In a positive review, 1428 Elms Luke Lucas praised the episode saying, "I highly recommend it. The acting is multilayered and shows us the four distinct paths of the characters. The narrative is driven by Takal’s script revisions and direction. Stream "New Year New You" and live your best life." In a similarly favorable analysis, Bloody Disgustings Daniel Kurland awarded the episode four skulls out of five and commended it declaring, "It’s a chilling story that only gets darker and more complex as it goes on. It also doesn’t shy away from an incredibly bleak ending that makes her point with eerie poignancy. Takal doesn’t try to overextend herself and this boiled down take on friendship and jealousy gone wrong is arguably the best addition of Into the Dark to date and hopefully just the start of Takal’s filmmaking career." In an additional acclamatory critique, Laughing Places Mike Mack was equally approving saying, "If there’s one thing Blumhouse has done well with Into the Dark, it’s building suspense. This episode is no exception. There’s an uneasy energy to the whole thing and the tense score Michael Montes only amplifies that. Only Blumhouse can show you a girl getting champagne out of her garage and keep you on the edge of your seat while watching it." In a further approving editorial, Pajibas Kristy Puchko was equivalently approving of the episode saying, "As she did with Always Shine, Takal takes jealousy/female rivalry/and frenemies to an extreme end but ratchets up the tension and madness with such steadiness that it's impossible to write it off as absurd. Her heroines are the frog in the slow boil pot, not aware of the danger until it's too late. And we are their horrified witnesses, who fear not just the story unfolding, but also the dark truths at its core." In a separate complimentary evaluation, Deciders Jade Budowski lauded the episode saying, "Takal deftly integrates themes of toxic self-care culture and the often-volatile nature of female friendships, and tosses in some biting satire and terrifying twists and turns for good measure. She knows what she’s good at and uses it to her advantage, creating something equally special and unsettling with her central foursome and their gradual unhinging."
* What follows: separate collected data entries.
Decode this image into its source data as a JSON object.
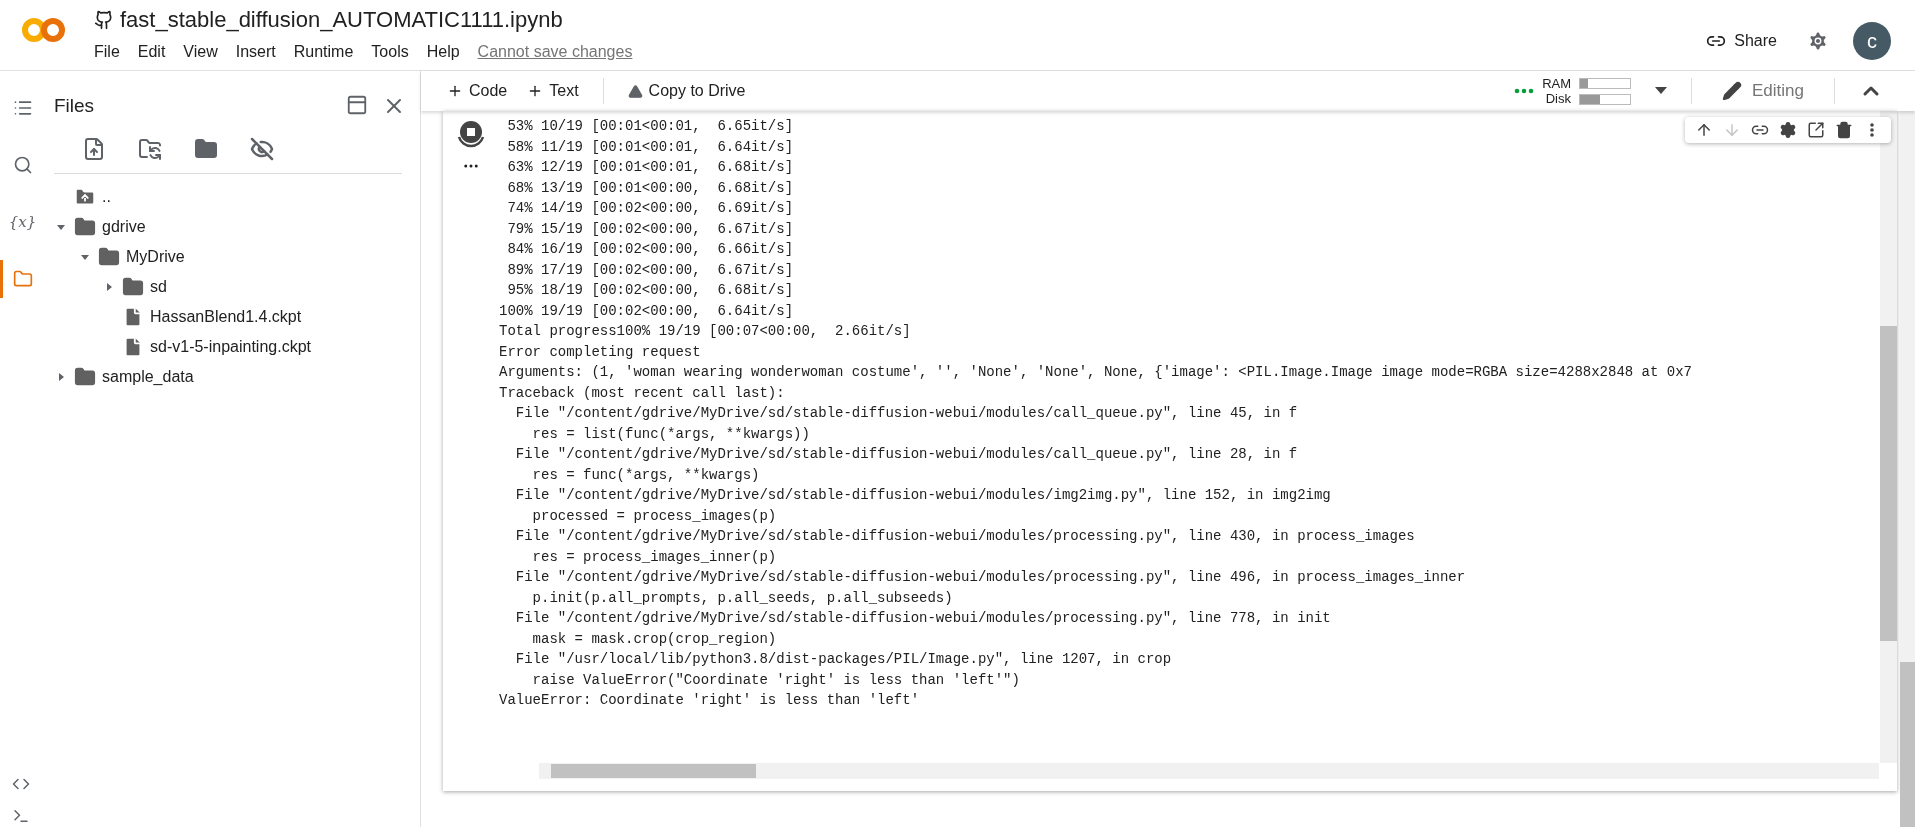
{
  "header": {
    "title": "fast_stable_diffusion_AUTOMATIC1111.ipynb",
    "menu": [
      "File",
      "Edit",
      "View",
      "Insert",
      "Runtime",
      "Tools",
      "Help"
    ],
    "save_notice": "Cannot save changes",
    "share": "Share",
    "avatar": "c"
  },
  "rail": [
    {
      "kind": "toc",
      "selected": false
    },
    {
      "kind": "search",
      "selected": false
    },
    {
      "kind": "variables",
      "glyph": "{x}",
      "selected": false
    },
    {
      "kind": "files",
      "selected": true
    }
  ],
  "files_panel": {
    "title": "Files",
    "tree": [
      {
        "kind": "up",
        "name": ".."
      },
      {
        "kind": "folder",
        "name": "gdrive",
        "expanded": true,
        "children": [
          {
            "kind": "folder",
            "name": "MyDrive",
            "expanded": true,
            "children": [
              {
                "kind": "folder",
                "name": "sd",
                "expanded": false
              },
              {
                "kind": "file",
                "name": "HassanBlend1.4.ckpt"
              },
              {
                "kind": "file",
                "name": "sd-v1-5-inpainting.ckpt"
              }
            ]
          }
        ]
      },
      {
        "kind": "folder",
        "name": "sample_data",
        "expanded": false
      }
    ]
  },
  "toolbar": {
    "buttons": [
      {
        "kind": "add",
        "label": "Code"
      },
      {
        "kind": "add",
        "label": "Text"
      },
      {
        "kind": "drive",
        "label": "Copy to Drive"
      }
    ],
    "ram": {
      "label": "RAM",
      "level": 0.15
    },
    "disk": {
      "label": "Disk",
      "level": 0.4
    },
    "editing": "Editing"
  },
  "cell_toolbar": [
    {
      "kind": "up",
      "disabled": false
    },
    {
      "kind": "down",
      "disabled": true
    },
    {
      "kind": "link",
      "disabled": false
    },
    {
      "kind": "settings",
      "disabled": false
    },
    {
      "kind": "mirror",
      "disabled": false
    },
    {
      "kind": "delete",
      "disabled": false
    },
    {
      "kind": "more",
      "disabled": false
    }
  ],
  "output": [
    " 53% 10/19 [00:01<00:01,  6.65it/s]",
    " 58% 11/19 [00:01<00:01,  6.64it/s]",
    " 63% 12/19 [00:01<00:01,  6.68it/s]",
    " 68% 13/19 [00:01<00:00,  6.68it/s]",
    " 74% 14/19 [00:02<00:00,  6.69it/s]",
    " 79% 15/19 [00:02<00:00,  6.67it/s]",
    " 84% 16/19 [00:02<00:00,  6.66it/s]",
    " 89% 17/19 [00:02<00:00,  6.67it/s]",
    " 95% 18/19 [00:02<00:00,  6.68it/s]",
    "100% 19/19 [00:02<00:00,  6.64it/s]",
    "Total progress100% 19/19 [00:07<00:00,  2.66it/s]",
    "Error completing request",
    "Arguments: (1, 'woman wearing wonderwoman costume', '', 'None', 'None', None, {'image': <PIL.Image.Image image mode=RGBA size=4288x2848 at 0x7",
    "Traceback (most recent call last):",
    "  File \"/content/gdrive/MyDrive/sd/stable-diffusion-webui/modules/call_queue.py\", line 45, in f",
    "    res = list(func(*args, **kwargs))",
    "  File \"/content/gdrive/MyDrive/sd/stable-diffusion-webui/modules/call_queue.py\", line 28, in f",
    "    res = func(*args, **kwargs)",
    "  File \"/content/gdrive/MyDrive/sd/stable-diffusion-webui/modules/img2img.py\", line 152, in img2img",
    "    processed = process_images(p)",
    "  File \"/content/gdrive/MyDrive/sd/stable-diffusion-webui/modules/processing.py\", line 430, in process_images",
    "    res = process_images_inner(p)",
    "  File \"/content/gdrive/MyDrive/sd/stable-diffusion-webui/modules/processing.py\", line 496, in process_images_inner",
    "    p.init(p.all_prompts, p.all_seeds, p.all_subseeds)",
    "  File \"/content/gdrive/MyDrive/sd/stable-diffusion-webui/modules/processing.py\", line 778, in init",
    "    mask = mask.crop(crop_region)",
    "  File \"/usr/local/lib/python3.8/dist-packages/PIL/Image.py\", line 1207, in crop",
    "    raise ValueError(\"Coordinate 'right' is less than 'left'\")",
    "ValueError: Coordinate 'right' is less than 'left'"
  ]
}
In a more mixed assessment, RogerEbert.coms Brian Tallerico gave the episode a rating of 2 ½ stars out of 4 and said, "Sadly, like so many independent horror movies, the climax of "New Year, New You" falters. It's clunky both in concept and execution, and then followed by a cheap stinger that will make the film dissipate from memory more quickly than if it had really landed its punch. Still, given how January is the month when studios dump awful horror movies they couldn't get out before awards season, this isn't a bad way for genre nuts to start the new year." In an outright negative appraisal, Pastes Jacob Oller criticized the episode saying, "Takal's directorial ability may keep "New Year, New You" from being the worst Into the Dark yet, but the dull tropes, scene-chomping acting, and hole-riddled plotting at its core are resolutely rotten."